Over Perth and the north

Towards the sea to the east

The walk down was steep and slippery due to a great deal of loose stones so I took my time. My original plan had been to follow the main road into the town but as the hill path came out near a tiny road going towards the river Tay,I thought I’d try that instead. I passed a few houses at Grange of Elcho and then met another track going towards Perth.

I was then reassured that I could get through by a couple coming the other way. The risk of trying these tiny tracks marked on maps as white roads (or sometimes dashed lines in Scotland) is that if you can’t get through, then it’s a long usually uphill slog back again. Not good in rain or hot weather.

This little road was hemmed in by a forest of Giant Hogweed so I made sure to stay right in the middle.

Then of course I ended up going through an enormous industrial estate. Firstly I could smell the mobile toilet hire company before I saw it, then I went past HM prison and then the endless vehicle breakage yards. Welcome to Perth folks.

Eventually I reached the centre, and having time to kill before I could check in at the YHA, visited the Ferguson art gallery. Nice to be in out of the sun and to see something different.

Unfortunately the hostel was another 2 miles away along more hot traffic laden roads, so no hope of my going back that way after my day off. A lovely place to stay though, for in term time it is the halls of residence for the University of the Highlands and Islands.

Day 78 Kinross to Bridge of Earn 12mls

I’ve caught up with Martin who has been camping at Kinross,so today no large bag to carry. Yesterday I had been sitting drinking a well earned lemonade outside the Co-op trying to motivate myself to walk the extra off route mile to the campsite, when I heard my name called. Yes,my knight in shining armour complete with car.

Today involved a walk along the remarkably quiet main road through Kinross to the next village of Milnathort.

Then uphill to try and find more unreliable tracks. I am quite impressed with Fife Council for their efforts regarding signs. Why is this road walker friendly though? There were still cars belting past, although fewer of them.

But my track was there and going the right direction.

At the top I had a reception committee waiting in the form of a herd of inquisitive cattle. Once I’d got through their field,all was plain sailing on the road to Glenfarg.

From here I followed the ‘Wallace Road’ 5 miles over the hills almost to Bridge of Earn. The signposting was excellent as were the views . I could see the sea to the east and the start of the Cairngorms to the north.

At the wind turbines the track stopped so I ended up going across country.
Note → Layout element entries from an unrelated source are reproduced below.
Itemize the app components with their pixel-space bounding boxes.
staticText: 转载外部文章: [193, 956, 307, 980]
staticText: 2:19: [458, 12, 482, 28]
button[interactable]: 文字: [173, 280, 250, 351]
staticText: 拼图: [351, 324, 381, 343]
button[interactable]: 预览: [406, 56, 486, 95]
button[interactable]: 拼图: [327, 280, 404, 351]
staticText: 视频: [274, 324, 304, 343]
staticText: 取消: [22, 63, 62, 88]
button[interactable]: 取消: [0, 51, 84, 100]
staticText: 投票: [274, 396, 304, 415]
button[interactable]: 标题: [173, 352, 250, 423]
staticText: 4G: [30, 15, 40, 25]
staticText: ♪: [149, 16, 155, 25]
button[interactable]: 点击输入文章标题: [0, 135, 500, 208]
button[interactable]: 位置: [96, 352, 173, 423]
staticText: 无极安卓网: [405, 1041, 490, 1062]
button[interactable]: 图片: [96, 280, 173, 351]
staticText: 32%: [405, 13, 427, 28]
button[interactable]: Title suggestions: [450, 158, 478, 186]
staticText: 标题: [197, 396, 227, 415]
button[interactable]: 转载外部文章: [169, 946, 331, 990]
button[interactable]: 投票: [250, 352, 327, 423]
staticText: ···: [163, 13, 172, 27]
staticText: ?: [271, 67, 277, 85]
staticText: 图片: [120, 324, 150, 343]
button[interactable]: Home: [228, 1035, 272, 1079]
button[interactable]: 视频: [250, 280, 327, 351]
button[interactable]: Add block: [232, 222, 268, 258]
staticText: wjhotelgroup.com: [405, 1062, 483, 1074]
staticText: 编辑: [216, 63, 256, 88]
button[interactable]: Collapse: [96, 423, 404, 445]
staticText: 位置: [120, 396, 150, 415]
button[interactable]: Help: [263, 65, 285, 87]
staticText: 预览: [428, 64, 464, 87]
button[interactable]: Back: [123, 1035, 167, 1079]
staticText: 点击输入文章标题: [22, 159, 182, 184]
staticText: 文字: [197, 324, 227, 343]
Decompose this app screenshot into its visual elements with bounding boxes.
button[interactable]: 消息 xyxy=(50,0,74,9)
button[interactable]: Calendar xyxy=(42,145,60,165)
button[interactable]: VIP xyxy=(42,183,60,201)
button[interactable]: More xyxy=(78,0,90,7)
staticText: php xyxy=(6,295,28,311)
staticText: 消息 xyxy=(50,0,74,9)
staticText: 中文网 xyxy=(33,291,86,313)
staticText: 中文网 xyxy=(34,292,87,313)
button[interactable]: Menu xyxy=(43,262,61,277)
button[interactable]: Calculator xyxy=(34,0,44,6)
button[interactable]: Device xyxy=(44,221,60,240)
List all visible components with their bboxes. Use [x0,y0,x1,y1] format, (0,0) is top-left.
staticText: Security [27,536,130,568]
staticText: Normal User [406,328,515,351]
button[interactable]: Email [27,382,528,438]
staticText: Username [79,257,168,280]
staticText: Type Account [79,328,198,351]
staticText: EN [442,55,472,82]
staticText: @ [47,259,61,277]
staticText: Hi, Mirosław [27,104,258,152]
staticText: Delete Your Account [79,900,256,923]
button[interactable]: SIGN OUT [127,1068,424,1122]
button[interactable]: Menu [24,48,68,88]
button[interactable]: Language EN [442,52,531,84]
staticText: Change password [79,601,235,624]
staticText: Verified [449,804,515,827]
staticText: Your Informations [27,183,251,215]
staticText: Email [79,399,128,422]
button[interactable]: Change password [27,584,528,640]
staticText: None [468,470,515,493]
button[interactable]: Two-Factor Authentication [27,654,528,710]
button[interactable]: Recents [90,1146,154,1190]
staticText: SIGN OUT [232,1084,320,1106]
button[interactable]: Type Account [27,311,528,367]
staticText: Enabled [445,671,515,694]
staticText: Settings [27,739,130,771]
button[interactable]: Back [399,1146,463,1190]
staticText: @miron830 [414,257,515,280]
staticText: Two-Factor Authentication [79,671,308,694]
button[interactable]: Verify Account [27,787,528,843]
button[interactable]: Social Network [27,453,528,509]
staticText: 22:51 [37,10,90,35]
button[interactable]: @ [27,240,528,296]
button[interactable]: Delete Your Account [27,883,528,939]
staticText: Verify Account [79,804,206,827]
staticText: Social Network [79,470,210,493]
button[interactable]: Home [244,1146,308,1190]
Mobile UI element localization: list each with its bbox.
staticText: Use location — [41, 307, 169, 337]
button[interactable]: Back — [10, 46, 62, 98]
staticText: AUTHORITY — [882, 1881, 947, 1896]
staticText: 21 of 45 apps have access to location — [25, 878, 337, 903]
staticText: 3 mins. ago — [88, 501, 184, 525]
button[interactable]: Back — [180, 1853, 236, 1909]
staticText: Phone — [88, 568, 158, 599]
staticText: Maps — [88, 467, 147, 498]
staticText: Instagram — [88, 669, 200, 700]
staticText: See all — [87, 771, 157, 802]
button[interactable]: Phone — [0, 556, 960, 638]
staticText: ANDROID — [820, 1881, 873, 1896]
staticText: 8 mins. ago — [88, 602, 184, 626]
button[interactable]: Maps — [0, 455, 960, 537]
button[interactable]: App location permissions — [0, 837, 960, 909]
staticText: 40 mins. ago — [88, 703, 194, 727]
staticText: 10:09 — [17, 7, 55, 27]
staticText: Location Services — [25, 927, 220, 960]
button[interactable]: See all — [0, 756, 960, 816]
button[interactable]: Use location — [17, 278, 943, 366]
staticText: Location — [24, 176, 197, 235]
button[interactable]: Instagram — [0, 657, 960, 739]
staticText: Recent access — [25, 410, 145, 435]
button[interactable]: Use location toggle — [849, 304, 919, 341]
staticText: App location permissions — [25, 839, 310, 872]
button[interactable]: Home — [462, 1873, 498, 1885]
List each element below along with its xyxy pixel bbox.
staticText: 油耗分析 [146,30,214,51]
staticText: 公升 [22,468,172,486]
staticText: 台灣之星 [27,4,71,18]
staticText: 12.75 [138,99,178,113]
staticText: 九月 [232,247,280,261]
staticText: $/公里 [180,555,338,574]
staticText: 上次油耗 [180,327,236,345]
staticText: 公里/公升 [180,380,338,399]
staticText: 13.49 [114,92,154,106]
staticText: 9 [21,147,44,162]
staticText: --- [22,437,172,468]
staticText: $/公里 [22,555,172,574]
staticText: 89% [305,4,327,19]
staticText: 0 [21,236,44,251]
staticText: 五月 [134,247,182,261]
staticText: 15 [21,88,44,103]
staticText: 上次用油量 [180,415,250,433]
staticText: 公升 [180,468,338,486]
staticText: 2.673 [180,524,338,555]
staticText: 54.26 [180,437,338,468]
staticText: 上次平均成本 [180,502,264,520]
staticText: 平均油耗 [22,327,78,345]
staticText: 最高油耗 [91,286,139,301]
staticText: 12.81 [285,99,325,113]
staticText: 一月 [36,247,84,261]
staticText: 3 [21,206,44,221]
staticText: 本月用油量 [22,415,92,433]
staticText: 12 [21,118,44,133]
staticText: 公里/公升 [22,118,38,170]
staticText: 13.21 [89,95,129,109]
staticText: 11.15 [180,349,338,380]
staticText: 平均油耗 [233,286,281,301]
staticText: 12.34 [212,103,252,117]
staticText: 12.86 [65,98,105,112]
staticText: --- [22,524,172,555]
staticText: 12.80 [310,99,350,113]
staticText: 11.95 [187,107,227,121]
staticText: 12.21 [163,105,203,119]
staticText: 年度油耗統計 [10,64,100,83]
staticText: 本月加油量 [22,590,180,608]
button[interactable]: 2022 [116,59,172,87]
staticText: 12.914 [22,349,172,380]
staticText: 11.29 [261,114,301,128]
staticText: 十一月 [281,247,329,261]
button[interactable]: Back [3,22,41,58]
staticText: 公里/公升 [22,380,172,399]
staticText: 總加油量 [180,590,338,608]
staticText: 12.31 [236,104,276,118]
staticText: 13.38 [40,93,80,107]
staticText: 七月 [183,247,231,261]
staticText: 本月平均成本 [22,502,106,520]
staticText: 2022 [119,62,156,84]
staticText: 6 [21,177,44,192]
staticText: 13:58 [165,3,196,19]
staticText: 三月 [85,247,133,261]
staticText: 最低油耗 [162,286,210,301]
There were plenty of features to work out where I was including the remains of this very tumbledown farm. All that was left were piles of stones and an ancient broken grate.

Near the end of the walk,I met a very friendly cat who followed me along the little road. He was certainly very entertaining. It looks as if he can’t bear hearing what I’m saying.

This little town was not one of the most enthralling places I’ve been to.

The actual bridge was pretty enough, but trying to get a pot of tea while I waited for Martin was not easy. In the end I went to the Last Cast hotel. More like the ‘last gasp’ judging from the interior. I’m guessing modernised around 1970, and the sign on the outside promises ‘colour TV in all rooms’. One step up from advertising hot and cold running water in each room I suppose.